Thursday May 24, 2012 Journey through Mani. After a hearty breakfast (See photos), Peggy,
Brenda, Rose Mary and I went for a road trip through the Taeygetos Mountains –
and I mean MOUNTAINS. There were moments
went we truly were eye level with the clouds.
Guy and Glenn stayed behind for some rest, relaxation, and visits in
town. So, this blog entry will mainly
describe the women’s day in the mountains of Mani, which is the area in which
Guy and Peggy live. It has a history
dating back thousands of years. It was inhabited during the classical Greek
era. History records Spartans influence
on the area. It’s many ruins and stone
terraces give evidence of a highly populated and agricultural area of
Greece. (See photos) The Maniates were
and continue to be a very independent people, who prize their history and
cultural identity.
There was a dual purpose of our lady’s day out. Peggy wanted to show Rose Mary and me some of
the main Mani villages and sites, and Brenda (who had been here before and is
staying on with Glen for another week) wanted to be certain of locations and
driving directions to favorite restaurants and historic sites. Although the day was overcast and rainy, we
were certain the sun would come out – which it eventually did (See photos).
Our first stop was in Neohori to visit 300 plus year old bee
hives (no longer active) and to see the cave home of the ancient bee
keepers. From there we continued to
Nomitasi to visit a 13th century Orthodox chuch. (See photos.)
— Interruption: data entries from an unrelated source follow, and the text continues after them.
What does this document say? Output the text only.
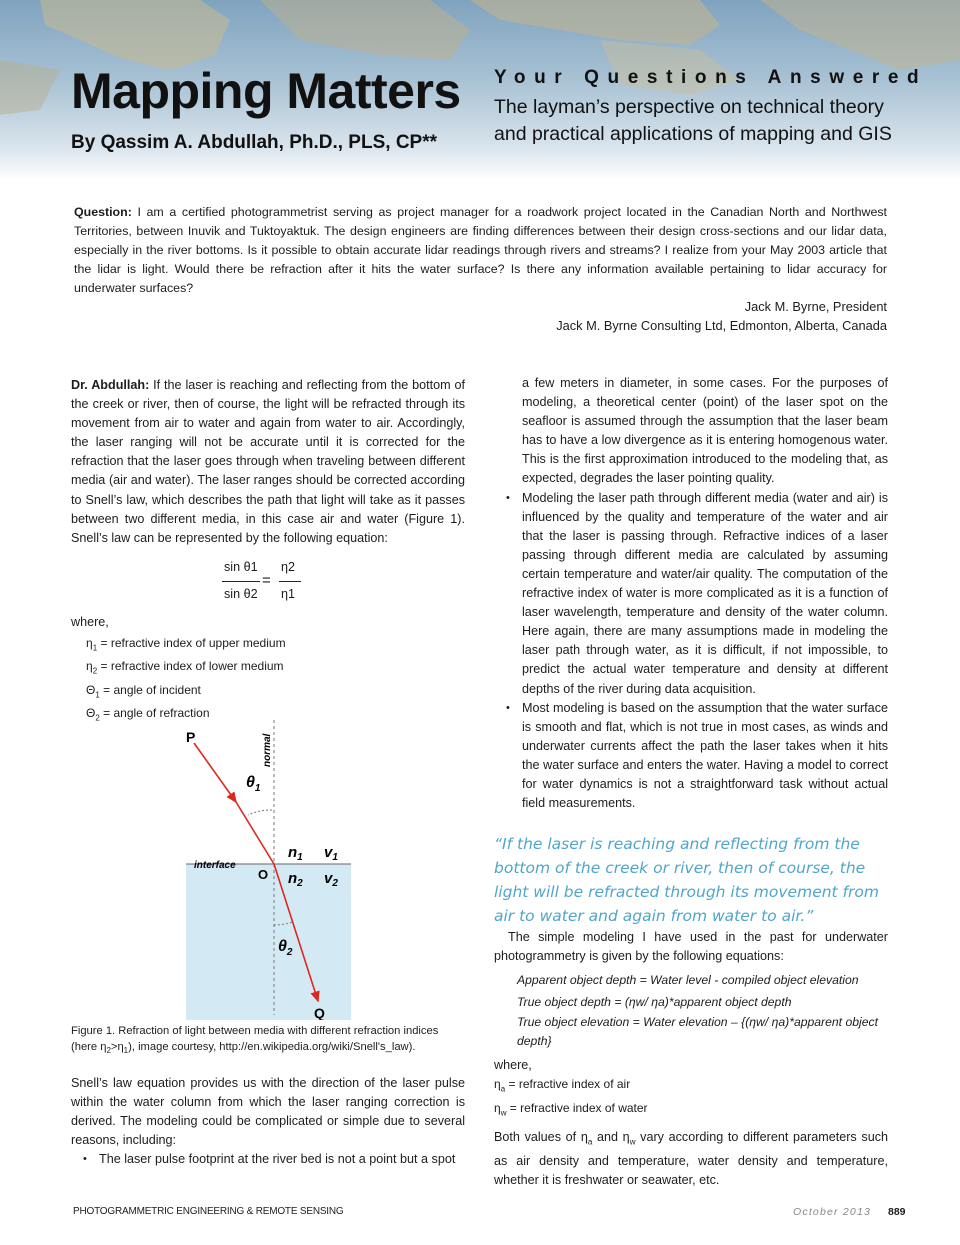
Mapping Matters
By Qassim A. Abdullah, Ph.D., PLS, CP**
Your Questions Answered
The layman’s perspective on technical theory and practical applications of mapping and GIS
Question: I am a certified photogrammetrist serving as project manager for a roadwork project located in the Canadian North and Northwest Territories, between Inuvik and Tuktoyaktuk. The design engineers are finding differences between their design cross-sections and our lidar data, especially in the river bottoms. Is it possible to obtain accurate lidar readings through rivers and streams? I realize from your May 2003 article that the lidar is light. Would there be refraction after it hits the water surface? Is there any information available pertaining to lidar accuracy for underwater surfaces?
Jack M. Byrne, President
Jack M. Byrne Consulting Ltd, Edmonton, Alberta, Canada

Dr. Abdullah: If the laser is reaching and reflecting from the bottom of the creek or river, then of course, the light will be refracted through its movement from air to water and again from water to air. Accordingly, the laser ranging will not be accurate until it is corrected for the refraction that the laser goes through when traveling between different media (air and water). The laser ranges should be corrected according to Snell’s law, which describes the path that light will take as it passes between two different media, in this case air and water (Figure 1). Snell’s law can be represented by the following equation:

sin θ1
sin θ2
=
η2
η1
where,
$\eta_1$ = refractive index of upper medium
$\eta_2$ = refractive index of lower medium
$\Theta_1$ = angle of incident
$\Theta_2$ = angle of refraction
P
Q
O
interface
normal
$\theta_1$
$\theta_2$
$n_1$
$n_2$
$v_1$
$v_2$
Figure 1. Refraction of light between media with different refraction indices
(here $\eta_2>\eta_1$), image courtesy, http://en.wikipedia.org/wiki/Snell's_law).

Snell’s law equation provides us with the direction of the laser pulse within the water column from which the laser ranging correction is derived. The modeling could be complicated or simple due to several reasons, including:

• The laser pulse footprint at the river bed is not a point but a spot

a few meters in diameter, in some cases. For the purposes of modeling, a theoretical center (point) of the laser spot on the seafloor is assumed through the assumption that the laser beam has to have a low divergence as it is entering homogenous water. This is the first approximation introduced to the modeling that, as expected, degrades the laser pointing quality.

• Modeling the laser path through different media (water and air) is influenced by the quality and temperature of the water and air that the laser is passing through. Refractive indices of a laser passing through different media are calculated by assuming certain temperature and water/air quality. The computation of the refractive index of water is more complicated as it is a function of laser wavelength, temperature and density of the water column. Here again, there are many assumptions made in modeling the laser path through water, as it is difficult, if not impossible, to predict the actual water temperature and density at different depths of the river during data acquisition.
• Most modeling is based on the assumption that the water surface is smooth and flat, which is not true in most cases, as winds and underwater currents affect the path the laser takes when it hits the water surface and enters the water. Having a model to correct for water dynamics is not a straightforward task without actual field measurements.
“If the laser is reaching and reflecting from the bottom of the creek or river, then of course, the light will be refracted through its movement from air to water and again from water to air.”

The simple modeling I have used in the past for underwater photogrammetry is given by the following equations:

Apparent object depth = Water level - compiled object elevation
True object depth = (ηw/ ηa)*apparent object depth
True object elevation = Water elevation – {(ηw/ ηa)*apparent object depth}
where,
$\eta_a$ = refractive index of air
$\eta_w$ = refractive index of water
Both values of $\eta_a$ and $\eta_w$ vary according to different parameters such as air density and temperature, water density and temperature, whether it is freshwater or seawater, etc.
PHOTOGRAMMETRIC ENGINEERING & REMOTE SENSING	October 2013 889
Our next stop was Lagada to visit another beautiful church. (Photos
again). Then we went to Areapolis to
visit the town for a mid-morning coffee break.
We discovered La Roca (See photos) a most welcoming café, with,
according to Brenda – the best latte EVER!
LaRoca was also a internet hotspot (these have been few and far
between), so we relaxed, uploaded, downloaded, talked and enjoyed a long break.
(See photos)
The next stop was the Diros Caves, which are reputed to be
among the most incredible caves in the world.
This is a well deserved reputation; there are miles and miles of caverns
beneath the earth. We were on a boat for
six people (I was assigned the seat in the front of the boat! Best seat of all – except when it looks like
we are about to hit a stalagmite because the woman behind me couldn’t keep
still – we had been given strict instructions to sit straight and do not move!) The 30 plus minute ride on 1,8000 meters of
underground river is simply indescribable.
(See photos which do not do the experience justice or book a flight to Athens or
Kalamata, take a bus to Stoupa and ask for directions.) The boat ride was followed by about a 15
minute walk through another section of the caves. (Photos again.)
Before leaving the cave area we viewed the statue dedicated
to the Amazon women of the area, who using threshing scythes held off the Turks
in the 18th century and helped Mani maintain its independence. (Still working on how I feel about that
imagery.)
From there we went Vaphia to visit the tower village. The towers were used to defend the area as
well as for families to fight with each other. (The Manis had their Hatfields
and McCoys – who now live peacefully).
From there we travelled to Porto Gaio. This village got its name because quail
migrated through the area and the villagers would put nets hundreds of feet
into the air and capture the quail. They
then preserved them in oil and sold them throughout the area and exported them
to France. Eventually the quail supply
was depleted and today Porto Gaio is a picturesque fishing village – with a
great café. Not surprisingly, the owner
of the café, is a friend of Peggy’s.
Instead of coffee I ordered mountain tea (wild sage – see photos.) The
high point of my day was the owner’s generosity. As we were leaving she presented me with a
bag of wild sage that had been collected from the mountain. (See photos).
We returned to the Fisher’s home for a quick happy hour
before dinner and then went into Stoupa for a bit of shopping and the last
dinner in Greece for the traveling tourists from Delaware and
Pennsylvania. The sun, which has been in
hiding much of the trip, gifted us with a rainbow on the way into town for
dinner and a most memorable sunset. We
ended the evening with (once again) some great Greek food and wine and then
went home for our last night in Neohori.
wow, that boat ride through the caverns looks amazing!